Studies have shown that PSF is related to damage to the medial prefrontal cortex [146], basal ganglia [121], and the brainstem/thalamic reticular formation [111,147,148]. This suggests that alterations in neurotransmitters such as dopamine or adrenaline may lead to PSF [147,148]. However, more recent MRI-based studies have found no association between PSF and lesion location [12,114,115,119,143,149]. Chronic inflammation and altered immune responses after stroke may also be involved in PSF [150].
Treatment
A double-blinded placebo-controlled trial involving 83 patients with PSF showed that fluoxetine was not effective in improving PSF [116]. Another study showed that duloxetine, citalopram, and sertraline did not relieve PSF [151]. Thus, SSRIs may not be effective for PSF. Modafinil, a drug originally used for patients with hypersomnia or narcolepsy, was used in a recent randomized, placebo-controlled trial [152]. Forty-one patients were treated with either 400 mg modafinil or placebo. There was no difference in the primary outcomes or Multidimensional Fatigue Inventory-20 general fatigue scores 90 days post-stroke. However, modafinil improved PSF, as measured by the Fatigue Severity Score, a secondary outcome (P=0.02). Thus, more studies are needed to confirm the efficacy of modafinil as a treatment for PSF. The neurobiochemical effects of modafinil remain unclear. It may affect dopamine and norepinephrine transporters. It is also known to have some effects on the serotonin, glutamate, orexin, and histamine systems [153].
Summary
Post-stroke mood and emotional disturbances are common and manifest in diverse manners. The phenomenology, predicting factors, pathophysiology, and response to pharmacological treatments are different, although there are also factors that are in common. PSD appears to be associated with complex pathophysiological mechanisms involving both psychological/psychiatric problems associated with patients’ functional deficits and neurochemical changes secondary to brain damage. Therefore, although antidepressants, and especially SSRIs, are considered to be the management options of choice, their benefits are not robust. It remains uncertain whether pharmacological treatment in stroke patients is needed to prevent PSD or perhaps to improve neurological outcomes.

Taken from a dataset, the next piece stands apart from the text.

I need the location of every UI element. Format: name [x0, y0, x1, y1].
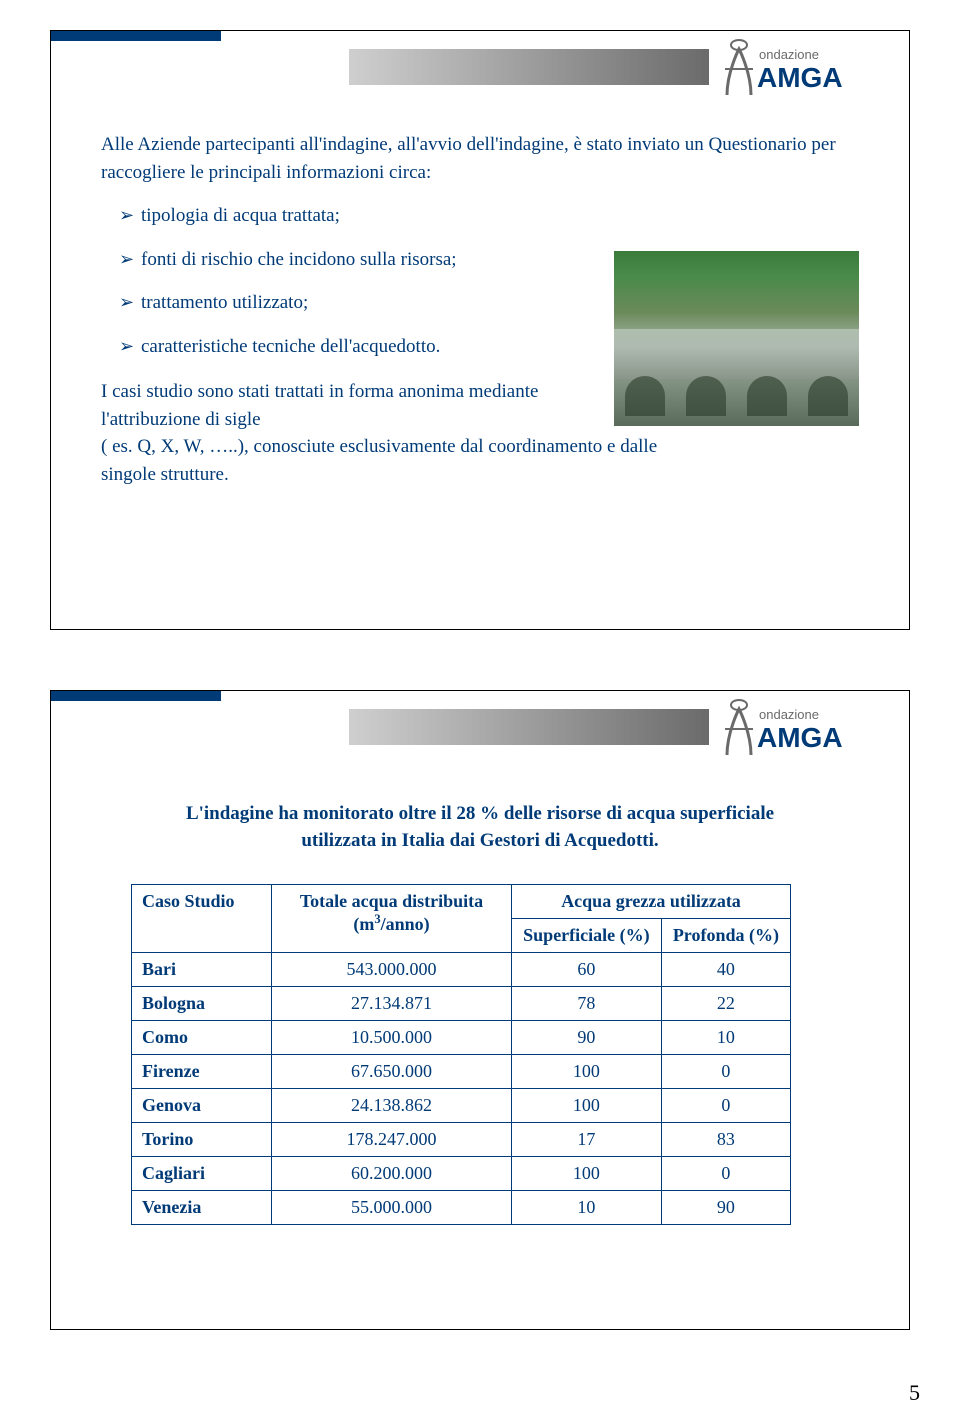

PSEI is more closely associated with lesion location and consequent alterations in neurotransmitters, notably serotonin. Thus, PSEI tends to respond more to SSRIs compared to PSD. Although PSAP is also a complex phenomenon, it seems to have better responsiveness to SSRIs than PSD. PSF is a common and disabling symptom. Although PSF is closely associated with PSD, it is also causally related to multiple factors, including functional impairment, co-morbid diseases, and perhaps, multiple neurotransmitter changes. Thus, the benefits of pharmacological therapy are unproven, and treatment may have to be individualized according to the causative factors present in each patient. Adrenergic/dopaminergic drugs such as modafinil may be used in some patients.
Recognizing these emotional disturbances is important because they are often treatable. Proper management may improve patients’ quality of life in a prolonged manner, even after the cessation of treatment [154]. Undoubtedly, more research is needed to improve the management of post-stroke mood and emotional disturbances.
Notes
This study was supported by a grant from the Ministry for Health, Welfare and Family Affairs, Republic of Korea (HI14C1985).
The authors have no financial conflicts of interest.